ISIL's financial state of play
The Islamic State is far from bankrupt. The group may have lost the majority of its territory, but it likely anticipated this eventuality and prepared financially. The group is reported to have stashed millions across the region through investments in companies in Iraq, the purchase of gold in Turkey, and the transfer of millions to its affiliates. Iraqi experts estimate that the group managed to transfer around $400 million from Iraq/Syria. The funds were moved primarily through the hawala network, with the hawaladars using WhatsApp to communicate with each other.
Some of these funds ended up in Turkey, and are being ‘laundered’ (or rather, obscured) through investments, potentially in front companies.
When the group is able to control or influence territory, they are believed to raise money through criminal activities including kidnapping for ransom, extortion, robbery, theft, drug smuggling, and trafficking in antiquities, and may turn to extorting construction companies reconstructing Mosul and other devastated cities.

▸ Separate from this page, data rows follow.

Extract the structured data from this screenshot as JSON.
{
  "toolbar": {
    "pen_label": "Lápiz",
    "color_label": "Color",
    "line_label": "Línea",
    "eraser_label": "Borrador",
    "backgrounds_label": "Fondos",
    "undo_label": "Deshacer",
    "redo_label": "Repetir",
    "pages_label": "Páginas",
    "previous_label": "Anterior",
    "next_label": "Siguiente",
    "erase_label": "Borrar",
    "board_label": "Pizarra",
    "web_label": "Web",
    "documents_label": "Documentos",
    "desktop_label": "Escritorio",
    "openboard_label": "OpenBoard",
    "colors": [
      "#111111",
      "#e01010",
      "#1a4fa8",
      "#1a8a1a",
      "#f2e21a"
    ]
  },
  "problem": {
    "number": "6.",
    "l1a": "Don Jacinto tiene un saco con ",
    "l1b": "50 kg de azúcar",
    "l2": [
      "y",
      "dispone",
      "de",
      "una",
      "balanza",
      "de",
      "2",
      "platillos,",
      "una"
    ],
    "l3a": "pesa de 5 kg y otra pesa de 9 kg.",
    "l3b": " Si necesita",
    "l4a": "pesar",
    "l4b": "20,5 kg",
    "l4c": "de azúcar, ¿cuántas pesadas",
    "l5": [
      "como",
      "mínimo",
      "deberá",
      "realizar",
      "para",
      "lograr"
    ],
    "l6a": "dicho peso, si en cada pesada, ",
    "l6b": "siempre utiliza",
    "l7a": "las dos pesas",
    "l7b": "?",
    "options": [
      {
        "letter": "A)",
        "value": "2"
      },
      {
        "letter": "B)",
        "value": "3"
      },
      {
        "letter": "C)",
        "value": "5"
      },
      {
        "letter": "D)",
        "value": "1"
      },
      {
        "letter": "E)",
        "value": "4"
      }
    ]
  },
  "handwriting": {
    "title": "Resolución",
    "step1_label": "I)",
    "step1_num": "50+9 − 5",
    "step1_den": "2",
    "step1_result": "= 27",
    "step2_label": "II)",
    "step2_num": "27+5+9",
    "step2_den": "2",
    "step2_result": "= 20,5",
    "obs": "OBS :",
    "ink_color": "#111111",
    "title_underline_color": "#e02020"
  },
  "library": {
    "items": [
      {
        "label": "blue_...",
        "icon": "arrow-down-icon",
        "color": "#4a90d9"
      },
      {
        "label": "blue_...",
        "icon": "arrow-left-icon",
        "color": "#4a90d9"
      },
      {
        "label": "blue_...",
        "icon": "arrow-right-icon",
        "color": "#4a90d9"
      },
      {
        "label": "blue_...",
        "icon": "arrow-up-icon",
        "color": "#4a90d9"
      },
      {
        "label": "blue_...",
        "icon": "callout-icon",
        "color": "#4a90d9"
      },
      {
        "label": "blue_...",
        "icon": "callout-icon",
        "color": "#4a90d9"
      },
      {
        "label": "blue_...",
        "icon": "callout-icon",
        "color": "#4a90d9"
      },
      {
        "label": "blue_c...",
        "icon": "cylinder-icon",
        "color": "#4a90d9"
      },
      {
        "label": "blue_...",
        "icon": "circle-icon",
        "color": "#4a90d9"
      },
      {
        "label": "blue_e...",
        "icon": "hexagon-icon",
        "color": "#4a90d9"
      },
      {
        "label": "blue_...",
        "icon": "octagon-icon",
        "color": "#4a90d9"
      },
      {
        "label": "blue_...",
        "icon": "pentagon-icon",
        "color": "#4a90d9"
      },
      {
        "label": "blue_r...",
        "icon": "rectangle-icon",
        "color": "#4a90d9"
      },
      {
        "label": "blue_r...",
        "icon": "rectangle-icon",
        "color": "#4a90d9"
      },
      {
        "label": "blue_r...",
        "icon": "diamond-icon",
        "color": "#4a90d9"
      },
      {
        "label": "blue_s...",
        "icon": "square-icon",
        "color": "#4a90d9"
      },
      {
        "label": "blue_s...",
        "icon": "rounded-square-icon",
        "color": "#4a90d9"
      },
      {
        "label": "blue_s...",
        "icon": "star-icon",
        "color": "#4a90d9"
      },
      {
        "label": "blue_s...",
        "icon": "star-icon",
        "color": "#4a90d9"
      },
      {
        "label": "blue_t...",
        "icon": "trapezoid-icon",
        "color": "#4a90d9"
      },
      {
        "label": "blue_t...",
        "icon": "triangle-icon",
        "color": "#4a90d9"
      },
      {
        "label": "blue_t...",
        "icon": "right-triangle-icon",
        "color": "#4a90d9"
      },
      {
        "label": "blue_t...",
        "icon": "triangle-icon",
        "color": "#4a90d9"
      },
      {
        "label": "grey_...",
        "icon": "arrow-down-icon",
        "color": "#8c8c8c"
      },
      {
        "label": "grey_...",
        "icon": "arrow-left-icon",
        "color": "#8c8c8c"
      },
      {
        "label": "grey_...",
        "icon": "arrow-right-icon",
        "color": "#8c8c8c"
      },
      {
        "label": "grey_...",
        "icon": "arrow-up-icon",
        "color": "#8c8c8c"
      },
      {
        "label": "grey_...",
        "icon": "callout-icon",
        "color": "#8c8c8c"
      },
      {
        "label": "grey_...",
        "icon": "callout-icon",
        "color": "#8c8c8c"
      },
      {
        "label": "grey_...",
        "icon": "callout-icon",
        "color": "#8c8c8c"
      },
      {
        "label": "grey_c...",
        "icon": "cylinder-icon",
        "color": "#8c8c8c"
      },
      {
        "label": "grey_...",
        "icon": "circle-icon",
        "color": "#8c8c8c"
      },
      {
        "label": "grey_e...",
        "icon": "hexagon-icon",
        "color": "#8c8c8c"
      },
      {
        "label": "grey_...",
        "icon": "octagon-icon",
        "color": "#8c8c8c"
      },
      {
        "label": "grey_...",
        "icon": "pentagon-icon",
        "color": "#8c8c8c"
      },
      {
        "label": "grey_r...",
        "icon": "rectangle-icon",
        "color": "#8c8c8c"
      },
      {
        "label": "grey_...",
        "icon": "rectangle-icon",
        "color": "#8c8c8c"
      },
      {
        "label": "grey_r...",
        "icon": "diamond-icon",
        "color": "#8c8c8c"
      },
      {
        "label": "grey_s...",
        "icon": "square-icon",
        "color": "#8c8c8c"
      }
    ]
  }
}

Analysis: It comes as no surprise that the Islamic State managed to prepare for its eventual downfall financially – the group demonstrated excellent financial management (for a terrorist group), and certainly had the ability to plan long-term. Sending funds to Turkey, however, is likely just the tip of the iceberg. From Turkey, funds could have been sent to a variety of other jurisdictions in preparation for longer-term investment, for attacks, to sustain networks and leadership, or to finance other nascent terrorist groups.